Llevo en el cuerpo muchas de ellas.
La primera, aquella marca que al nacer me dio por nombre Yael: mujer fuerte, según el hebreo.
Las de la niñez, esas que surgieron tras los enormes deseos de aprender a andar en bicicleta y marcaron mis rodillas diciéndome, caída tras caída, que el aprendizaje lo valdría. Ahí juntito, descansan también las marcas de los numerosos intentos para aprender a patinar, con unos patines prestados dos veces más grandes que mi pequeño pie; y otras tantas derivadas de la intrepidez infantil.
Está también la cicatriz de la adolescencia, esa que marcó mi abdomen casi por completo a mis escasos dieciséis años. La que surgió luego de que removieran una fibrosis quística que había estado devorando mi energía y anidándose en uno de mis ovarios; esa de la que me avergonzaba y que sigo sin querer mostrar a nadie, a veces ni a mí misma; esa misma cicatriz a la que alguien le hizo el cumplido más grande que pudo recibir al decirme: “Eres como una muñeca cosida por la mitad”.

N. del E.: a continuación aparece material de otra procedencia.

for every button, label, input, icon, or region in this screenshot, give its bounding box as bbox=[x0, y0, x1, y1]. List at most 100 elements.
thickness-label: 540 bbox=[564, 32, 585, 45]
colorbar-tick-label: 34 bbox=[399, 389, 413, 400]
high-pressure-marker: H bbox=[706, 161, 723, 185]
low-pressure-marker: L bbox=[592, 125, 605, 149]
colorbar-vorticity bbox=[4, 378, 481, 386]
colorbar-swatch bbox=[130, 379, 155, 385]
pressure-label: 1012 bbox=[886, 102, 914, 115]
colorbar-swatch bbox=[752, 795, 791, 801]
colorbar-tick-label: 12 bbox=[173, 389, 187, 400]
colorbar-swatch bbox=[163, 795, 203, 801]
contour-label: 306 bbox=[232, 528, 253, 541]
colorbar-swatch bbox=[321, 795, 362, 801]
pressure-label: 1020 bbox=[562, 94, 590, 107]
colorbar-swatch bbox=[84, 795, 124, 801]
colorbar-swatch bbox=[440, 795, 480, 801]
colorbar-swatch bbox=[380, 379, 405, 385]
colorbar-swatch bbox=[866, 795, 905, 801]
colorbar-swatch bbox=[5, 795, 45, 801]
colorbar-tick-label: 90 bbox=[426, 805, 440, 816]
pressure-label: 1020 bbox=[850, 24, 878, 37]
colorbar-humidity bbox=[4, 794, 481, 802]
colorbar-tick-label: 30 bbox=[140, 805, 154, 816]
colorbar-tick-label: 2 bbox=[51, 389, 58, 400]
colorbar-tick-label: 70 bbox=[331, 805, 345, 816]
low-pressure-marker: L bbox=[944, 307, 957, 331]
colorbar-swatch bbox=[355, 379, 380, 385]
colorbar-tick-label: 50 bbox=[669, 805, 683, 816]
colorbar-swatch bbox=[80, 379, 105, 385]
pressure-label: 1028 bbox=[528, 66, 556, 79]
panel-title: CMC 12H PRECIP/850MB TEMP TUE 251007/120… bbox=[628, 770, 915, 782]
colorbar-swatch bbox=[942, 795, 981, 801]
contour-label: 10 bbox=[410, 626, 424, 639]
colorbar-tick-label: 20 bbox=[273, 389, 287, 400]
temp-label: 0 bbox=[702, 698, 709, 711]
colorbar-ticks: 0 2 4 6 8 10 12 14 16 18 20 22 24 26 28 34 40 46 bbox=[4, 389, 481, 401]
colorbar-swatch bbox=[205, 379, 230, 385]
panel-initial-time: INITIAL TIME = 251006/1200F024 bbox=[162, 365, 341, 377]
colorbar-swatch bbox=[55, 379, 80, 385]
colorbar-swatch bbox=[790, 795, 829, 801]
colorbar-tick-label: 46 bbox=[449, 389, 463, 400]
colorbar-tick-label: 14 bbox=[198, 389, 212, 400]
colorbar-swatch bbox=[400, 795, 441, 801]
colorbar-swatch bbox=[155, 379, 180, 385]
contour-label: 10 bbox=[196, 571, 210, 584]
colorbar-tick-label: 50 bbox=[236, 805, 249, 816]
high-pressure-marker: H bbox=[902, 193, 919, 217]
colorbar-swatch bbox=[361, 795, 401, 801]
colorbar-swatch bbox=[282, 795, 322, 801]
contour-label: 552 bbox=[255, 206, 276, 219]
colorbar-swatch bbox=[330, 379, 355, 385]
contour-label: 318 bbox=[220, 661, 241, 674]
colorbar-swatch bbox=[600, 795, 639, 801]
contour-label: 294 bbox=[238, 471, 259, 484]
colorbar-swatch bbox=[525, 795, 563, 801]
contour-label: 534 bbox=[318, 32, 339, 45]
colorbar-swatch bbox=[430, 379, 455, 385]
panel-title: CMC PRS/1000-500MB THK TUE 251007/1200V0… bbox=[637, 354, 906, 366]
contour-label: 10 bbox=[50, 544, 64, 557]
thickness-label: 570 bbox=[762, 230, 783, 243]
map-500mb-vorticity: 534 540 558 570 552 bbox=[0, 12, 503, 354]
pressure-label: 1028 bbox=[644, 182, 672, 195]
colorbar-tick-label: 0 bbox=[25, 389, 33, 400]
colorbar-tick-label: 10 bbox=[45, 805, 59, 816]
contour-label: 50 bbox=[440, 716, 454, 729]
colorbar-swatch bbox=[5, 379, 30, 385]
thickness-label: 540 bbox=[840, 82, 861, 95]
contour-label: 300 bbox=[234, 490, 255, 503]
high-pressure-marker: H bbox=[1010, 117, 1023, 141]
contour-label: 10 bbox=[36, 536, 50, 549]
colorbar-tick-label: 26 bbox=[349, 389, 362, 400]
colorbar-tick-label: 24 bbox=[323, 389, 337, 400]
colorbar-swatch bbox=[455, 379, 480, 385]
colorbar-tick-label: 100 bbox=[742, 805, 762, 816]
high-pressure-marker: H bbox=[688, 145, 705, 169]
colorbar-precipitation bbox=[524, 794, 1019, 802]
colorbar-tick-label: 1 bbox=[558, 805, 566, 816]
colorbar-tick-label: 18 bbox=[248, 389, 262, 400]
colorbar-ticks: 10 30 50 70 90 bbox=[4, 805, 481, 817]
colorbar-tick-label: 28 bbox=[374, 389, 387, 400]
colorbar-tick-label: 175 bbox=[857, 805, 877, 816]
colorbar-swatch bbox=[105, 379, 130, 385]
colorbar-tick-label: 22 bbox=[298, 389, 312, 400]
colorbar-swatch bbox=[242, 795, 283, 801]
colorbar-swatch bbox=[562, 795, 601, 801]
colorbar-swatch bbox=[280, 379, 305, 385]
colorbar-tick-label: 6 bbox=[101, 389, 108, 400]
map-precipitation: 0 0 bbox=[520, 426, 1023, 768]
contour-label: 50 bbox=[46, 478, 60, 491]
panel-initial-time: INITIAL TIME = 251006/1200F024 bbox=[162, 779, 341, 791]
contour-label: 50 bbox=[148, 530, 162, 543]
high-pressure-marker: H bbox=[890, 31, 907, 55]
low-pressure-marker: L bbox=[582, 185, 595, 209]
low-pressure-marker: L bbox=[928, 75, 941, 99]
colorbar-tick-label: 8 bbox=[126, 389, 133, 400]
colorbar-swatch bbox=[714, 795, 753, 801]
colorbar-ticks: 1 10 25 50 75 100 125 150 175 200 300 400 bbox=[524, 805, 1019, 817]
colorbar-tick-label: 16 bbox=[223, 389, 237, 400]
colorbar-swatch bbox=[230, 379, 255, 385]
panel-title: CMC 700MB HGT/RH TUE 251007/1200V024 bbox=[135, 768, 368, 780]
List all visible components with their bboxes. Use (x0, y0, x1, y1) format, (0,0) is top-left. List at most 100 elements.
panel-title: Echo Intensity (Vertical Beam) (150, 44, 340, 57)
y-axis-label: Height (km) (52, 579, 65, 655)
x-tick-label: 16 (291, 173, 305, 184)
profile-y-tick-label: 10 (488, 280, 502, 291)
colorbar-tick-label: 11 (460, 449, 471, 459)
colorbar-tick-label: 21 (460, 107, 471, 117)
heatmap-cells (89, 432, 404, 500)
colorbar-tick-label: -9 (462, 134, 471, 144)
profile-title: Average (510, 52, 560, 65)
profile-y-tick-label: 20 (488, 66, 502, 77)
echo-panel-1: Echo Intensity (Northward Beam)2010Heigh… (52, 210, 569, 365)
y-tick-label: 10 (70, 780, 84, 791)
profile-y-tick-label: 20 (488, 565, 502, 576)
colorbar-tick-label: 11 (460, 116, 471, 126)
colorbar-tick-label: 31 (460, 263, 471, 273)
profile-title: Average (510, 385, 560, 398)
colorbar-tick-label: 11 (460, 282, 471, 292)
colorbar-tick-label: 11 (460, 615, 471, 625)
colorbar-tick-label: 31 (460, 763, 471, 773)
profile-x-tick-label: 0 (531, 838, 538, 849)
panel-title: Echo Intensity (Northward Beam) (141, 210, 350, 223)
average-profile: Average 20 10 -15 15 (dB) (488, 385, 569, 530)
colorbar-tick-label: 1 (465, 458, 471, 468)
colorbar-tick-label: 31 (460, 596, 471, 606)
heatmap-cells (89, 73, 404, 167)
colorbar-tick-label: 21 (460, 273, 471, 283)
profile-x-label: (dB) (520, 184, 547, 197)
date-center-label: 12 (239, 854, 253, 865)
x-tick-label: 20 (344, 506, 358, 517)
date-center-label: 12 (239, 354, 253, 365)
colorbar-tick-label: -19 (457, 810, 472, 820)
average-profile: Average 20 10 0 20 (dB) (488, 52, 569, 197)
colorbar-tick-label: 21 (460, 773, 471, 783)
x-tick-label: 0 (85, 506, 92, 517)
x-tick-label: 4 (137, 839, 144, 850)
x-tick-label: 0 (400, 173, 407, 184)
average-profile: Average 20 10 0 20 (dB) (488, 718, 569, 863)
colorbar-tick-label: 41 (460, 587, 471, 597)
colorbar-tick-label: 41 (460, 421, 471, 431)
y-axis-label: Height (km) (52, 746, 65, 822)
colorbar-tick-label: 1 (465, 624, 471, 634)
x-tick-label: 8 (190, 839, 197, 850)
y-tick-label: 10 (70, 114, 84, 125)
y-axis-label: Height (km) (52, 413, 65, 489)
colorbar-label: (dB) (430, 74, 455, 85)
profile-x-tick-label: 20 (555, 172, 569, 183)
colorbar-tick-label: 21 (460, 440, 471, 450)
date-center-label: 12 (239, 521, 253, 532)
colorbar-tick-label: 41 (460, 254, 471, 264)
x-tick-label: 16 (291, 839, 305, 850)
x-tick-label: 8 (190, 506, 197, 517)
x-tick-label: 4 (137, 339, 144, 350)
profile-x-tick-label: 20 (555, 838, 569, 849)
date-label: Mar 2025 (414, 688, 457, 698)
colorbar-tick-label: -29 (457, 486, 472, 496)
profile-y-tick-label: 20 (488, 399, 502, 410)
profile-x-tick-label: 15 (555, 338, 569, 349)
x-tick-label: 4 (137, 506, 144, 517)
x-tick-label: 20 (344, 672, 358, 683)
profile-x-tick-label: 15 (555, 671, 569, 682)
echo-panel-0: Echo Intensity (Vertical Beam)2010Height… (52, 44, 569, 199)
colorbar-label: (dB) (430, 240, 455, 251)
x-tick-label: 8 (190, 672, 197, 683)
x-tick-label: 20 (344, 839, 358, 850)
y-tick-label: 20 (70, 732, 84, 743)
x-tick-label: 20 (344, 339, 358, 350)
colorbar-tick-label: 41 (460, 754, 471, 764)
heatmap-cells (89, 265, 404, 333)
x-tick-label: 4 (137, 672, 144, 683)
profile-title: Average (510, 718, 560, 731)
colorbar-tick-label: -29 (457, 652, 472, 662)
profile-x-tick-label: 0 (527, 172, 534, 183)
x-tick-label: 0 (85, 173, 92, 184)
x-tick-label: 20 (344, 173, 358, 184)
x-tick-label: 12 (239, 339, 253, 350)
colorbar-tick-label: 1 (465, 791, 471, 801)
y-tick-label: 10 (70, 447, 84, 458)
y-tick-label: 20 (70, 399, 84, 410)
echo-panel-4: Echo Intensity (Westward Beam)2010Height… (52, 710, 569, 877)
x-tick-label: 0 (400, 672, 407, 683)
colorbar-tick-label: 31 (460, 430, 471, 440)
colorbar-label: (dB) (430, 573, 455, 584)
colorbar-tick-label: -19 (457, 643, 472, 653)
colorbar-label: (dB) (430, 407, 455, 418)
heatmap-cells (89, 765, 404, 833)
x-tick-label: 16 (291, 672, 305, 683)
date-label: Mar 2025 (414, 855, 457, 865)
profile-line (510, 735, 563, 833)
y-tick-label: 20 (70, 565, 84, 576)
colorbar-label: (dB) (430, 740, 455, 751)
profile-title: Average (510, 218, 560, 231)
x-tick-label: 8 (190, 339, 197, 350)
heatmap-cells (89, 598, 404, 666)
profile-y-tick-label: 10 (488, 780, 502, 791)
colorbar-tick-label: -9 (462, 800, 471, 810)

Con la adultez fueron apareciendo otras, no oculto aquellas cicatrices tan visibles que me ocasioné en un lugar de mil cascadas; aventurándome en lo extremo, rayando en lo mortal.
Adoro aquellas cicatrices que yo misma elegí colocar en mi cuerpo mediante la tinta permanente. La primera: en la espalda, porque no me gusta saberme, verme ni sentirme vulnerable, pero quien la ha mirado y admirado sabe cuánto lo soy. La segunda: abajo y a la izquierda (cerca del corazón) esa que me recuerda la lucha y la resistencia ante la vida, que además reza lo loca [que estoy] por vivir. La tercera: en mi muslo derecho, aquella que me recuerda todos los días, de frente, lo fuerte que soy. La cuarta: en la clavícula izquierda, simplemente porque me reafirma que soy capaz de hacer lo que quiera con mi cuerpo. La quinta: en mi costado derecho, el símbolo de la muerte y la vida y que me recuerda día con día la belleza de ambos. La sexta: en el muslo izquierdo, la que me recuerda más a mí y representa lo salvaje que puedo llegar a ser. La octava: en el antebrazo izquierdo, porque cada que mi puño se levanta, le digo al mundo que tengo un corazón en llamas.
Así, todas y cada una de esas cicatrices se han formado en mí, siendo parte del todo y también de mi sentir.